> By Jean-Loup Guillaume
Many community detection algorithms are non deterministic and can therefore give different partitions for the same graph. Depending on the context, it can be important to obtain stable results so as to identify very pertinent communities, but it can also be interesting to find some less stable ones.
For non deterministic algorithms, comparing two partitions of a given graph is not so easy. Some parameters can be calculated to estimate the similarity between two partitions: rand index, Jaccard index or the mutual information. However these parameters give only an aggregated value which can be hard to interpret.
In the spirit of the rand index, the plot above shows the similarity between 10,000 computations of communities on the same network, the famous Zachary’s karate club. The plot is a distribution of the proportion of pairs of nodes which are in the same group, the point (6213 ; 0.014) for instance means that there is 1.4% of pairs of nodes which are placed in the same community 62% of the time.
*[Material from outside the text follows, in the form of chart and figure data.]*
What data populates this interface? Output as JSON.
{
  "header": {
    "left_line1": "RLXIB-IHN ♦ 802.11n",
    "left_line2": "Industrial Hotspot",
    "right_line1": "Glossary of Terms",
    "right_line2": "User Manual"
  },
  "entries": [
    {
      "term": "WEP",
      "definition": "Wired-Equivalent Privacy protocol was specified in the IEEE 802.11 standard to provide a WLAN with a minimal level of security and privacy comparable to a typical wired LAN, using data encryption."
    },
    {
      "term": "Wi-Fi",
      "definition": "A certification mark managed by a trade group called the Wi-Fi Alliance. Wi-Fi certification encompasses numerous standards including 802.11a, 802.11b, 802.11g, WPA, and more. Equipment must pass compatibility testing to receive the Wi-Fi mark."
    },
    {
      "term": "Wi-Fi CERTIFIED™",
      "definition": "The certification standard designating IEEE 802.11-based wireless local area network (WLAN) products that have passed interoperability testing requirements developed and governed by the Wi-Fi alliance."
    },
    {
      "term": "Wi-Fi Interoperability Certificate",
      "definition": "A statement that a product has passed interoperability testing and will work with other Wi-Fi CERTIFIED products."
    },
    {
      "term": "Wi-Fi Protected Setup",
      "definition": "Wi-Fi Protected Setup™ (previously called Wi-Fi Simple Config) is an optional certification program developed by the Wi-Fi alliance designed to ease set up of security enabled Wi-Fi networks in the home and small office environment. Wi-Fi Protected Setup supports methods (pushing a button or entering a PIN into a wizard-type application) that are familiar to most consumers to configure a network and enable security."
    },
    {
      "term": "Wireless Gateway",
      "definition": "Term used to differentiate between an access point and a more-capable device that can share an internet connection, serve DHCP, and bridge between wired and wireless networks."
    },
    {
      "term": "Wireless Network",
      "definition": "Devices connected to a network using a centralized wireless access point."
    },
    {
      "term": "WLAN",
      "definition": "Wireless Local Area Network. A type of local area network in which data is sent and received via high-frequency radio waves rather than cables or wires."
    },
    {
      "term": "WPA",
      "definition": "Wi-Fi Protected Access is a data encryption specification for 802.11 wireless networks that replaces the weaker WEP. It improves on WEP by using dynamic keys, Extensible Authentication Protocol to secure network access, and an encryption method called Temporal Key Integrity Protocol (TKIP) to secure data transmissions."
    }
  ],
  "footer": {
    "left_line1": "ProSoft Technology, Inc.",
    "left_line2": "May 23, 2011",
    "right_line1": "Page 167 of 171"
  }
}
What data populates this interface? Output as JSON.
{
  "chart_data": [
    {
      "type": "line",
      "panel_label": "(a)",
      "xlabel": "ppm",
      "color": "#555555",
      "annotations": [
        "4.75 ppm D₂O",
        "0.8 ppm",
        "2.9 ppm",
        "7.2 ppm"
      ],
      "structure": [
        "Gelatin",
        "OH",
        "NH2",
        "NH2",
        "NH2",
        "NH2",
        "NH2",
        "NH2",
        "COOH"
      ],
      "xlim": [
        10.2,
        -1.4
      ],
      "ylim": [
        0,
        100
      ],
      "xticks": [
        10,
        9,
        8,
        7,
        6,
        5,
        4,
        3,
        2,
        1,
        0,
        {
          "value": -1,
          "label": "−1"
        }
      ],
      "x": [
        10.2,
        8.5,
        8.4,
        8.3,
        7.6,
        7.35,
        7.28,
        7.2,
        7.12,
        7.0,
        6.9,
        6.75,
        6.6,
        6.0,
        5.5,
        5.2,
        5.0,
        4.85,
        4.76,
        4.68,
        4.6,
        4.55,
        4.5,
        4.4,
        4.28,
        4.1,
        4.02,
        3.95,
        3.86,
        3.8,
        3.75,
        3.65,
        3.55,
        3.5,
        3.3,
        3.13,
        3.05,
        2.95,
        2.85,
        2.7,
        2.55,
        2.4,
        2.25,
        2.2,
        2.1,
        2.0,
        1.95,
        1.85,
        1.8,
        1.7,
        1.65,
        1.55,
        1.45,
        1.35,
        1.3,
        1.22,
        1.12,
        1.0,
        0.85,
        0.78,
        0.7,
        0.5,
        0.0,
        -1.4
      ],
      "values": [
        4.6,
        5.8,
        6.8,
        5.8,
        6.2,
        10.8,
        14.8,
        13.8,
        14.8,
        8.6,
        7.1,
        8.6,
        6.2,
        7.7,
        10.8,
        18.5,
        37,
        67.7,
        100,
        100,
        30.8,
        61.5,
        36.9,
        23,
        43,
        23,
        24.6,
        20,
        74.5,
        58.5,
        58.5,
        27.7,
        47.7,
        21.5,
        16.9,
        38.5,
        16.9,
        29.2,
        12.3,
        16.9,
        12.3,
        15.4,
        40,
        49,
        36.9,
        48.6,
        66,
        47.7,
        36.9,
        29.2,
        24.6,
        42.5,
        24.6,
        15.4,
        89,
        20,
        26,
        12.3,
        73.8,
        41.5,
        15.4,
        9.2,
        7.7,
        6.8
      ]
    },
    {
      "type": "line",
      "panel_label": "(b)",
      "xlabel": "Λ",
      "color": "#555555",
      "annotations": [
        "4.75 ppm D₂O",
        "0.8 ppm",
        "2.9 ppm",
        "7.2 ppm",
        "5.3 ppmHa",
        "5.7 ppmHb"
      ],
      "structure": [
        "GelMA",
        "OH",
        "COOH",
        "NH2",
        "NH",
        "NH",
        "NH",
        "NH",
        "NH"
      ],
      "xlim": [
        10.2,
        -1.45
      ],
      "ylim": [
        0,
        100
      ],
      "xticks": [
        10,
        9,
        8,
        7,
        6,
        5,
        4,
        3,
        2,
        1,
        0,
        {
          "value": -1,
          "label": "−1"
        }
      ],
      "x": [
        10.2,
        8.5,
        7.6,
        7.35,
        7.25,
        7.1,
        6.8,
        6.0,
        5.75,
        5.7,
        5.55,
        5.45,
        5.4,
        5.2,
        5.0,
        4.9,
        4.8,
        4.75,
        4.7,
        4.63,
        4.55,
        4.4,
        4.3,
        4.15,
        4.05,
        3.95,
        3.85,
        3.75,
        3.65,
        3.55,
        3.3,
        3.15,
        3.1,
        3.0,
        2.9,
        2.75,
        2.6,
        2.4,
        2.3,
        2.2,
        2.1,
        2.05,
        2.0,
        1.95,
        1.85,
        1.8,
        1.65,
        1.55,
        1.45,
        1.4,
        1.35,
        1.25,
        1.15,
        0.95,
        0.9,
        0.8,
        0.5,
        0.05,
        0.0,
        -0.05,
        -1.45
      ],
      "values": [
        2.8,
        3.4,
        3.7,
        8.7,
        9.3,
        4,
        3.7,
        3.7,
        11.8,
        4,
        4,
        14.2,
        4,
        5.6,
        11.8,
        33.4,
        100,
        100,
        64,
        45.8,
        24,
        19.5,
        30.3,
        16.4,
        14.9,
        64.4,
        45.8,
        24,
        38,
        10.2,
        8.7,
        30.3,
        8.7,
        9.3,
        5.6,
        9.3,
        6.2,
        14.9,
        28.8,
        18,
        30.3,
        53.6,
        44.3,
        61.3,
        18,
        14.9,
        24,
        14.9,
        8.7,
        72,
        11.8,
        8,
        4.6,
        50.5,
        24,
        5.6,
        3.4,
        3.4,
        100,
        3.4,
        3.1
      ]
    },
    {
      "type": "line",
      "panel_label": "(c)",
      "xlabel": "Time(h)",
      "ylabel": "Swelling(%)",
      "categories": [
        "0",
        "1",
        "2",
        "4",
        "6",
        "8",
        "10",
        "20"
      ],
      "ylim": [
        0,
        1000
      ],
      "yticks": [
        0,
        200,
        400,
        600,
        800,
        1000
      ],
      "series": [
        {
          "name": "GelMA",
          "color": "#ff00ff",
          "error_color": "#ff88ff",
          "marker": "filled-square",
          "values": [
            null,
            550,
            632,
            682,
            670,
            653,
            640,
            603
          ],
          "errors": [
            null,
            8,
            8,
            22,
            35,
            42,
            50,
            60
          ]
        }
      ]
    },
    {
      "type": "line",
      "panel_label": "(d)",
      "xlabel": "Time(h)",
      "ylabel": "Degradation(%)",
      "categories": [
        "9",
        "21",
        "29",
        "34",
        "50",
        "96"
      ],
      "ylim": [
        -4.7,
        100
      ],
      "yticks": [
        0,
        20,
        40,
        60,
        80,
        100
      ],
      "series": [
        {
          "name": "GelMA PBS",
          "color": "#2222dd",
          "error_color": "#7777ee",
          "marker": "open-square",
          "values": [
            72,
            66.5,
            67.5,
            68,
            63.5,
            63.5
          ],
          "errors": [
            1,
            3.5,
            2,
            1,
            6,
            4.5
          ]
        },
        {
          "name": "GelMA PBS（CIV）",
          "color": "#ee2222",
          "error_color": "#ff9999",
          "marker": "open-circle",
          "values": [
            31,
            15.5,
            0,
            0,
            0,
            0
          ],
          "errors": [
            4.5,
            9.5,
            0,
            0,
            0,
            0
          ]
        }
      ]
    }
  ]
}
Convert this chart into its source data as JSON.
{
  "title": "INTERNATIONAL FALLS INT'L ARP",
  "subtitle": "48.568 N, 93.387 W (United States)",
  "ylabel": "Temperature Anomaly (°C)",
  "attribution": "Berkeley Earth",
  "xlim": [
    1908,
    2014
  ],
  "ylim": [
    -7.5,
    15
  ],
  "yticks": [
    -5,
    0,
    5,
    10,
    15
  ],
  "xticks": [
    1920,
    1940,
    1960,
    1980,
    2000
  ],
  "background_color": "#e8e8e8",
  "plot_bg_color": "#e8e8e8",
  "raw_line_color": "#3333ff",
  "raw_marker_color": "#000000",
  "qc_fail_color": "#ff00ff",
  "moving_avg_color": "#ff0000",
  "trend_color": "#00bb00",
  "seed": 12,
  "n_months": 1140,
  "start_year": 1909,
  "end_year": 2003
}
A deterministic algorithm would always place nodes either together or not, the curve would therefore exhibit two peaks, one on 0 and one on 10,000. However, the algorithm used (the Louvain method) is not deterministic and therefore some pairs are sometimes grouped and sometimes not. Despite the non-determinism, we can see that most pairs are nearly always grouped or separated, but that around 10% of pairs of nodes are nearly as often together than separated. These nodes are centainely specific and their position have to be investigated.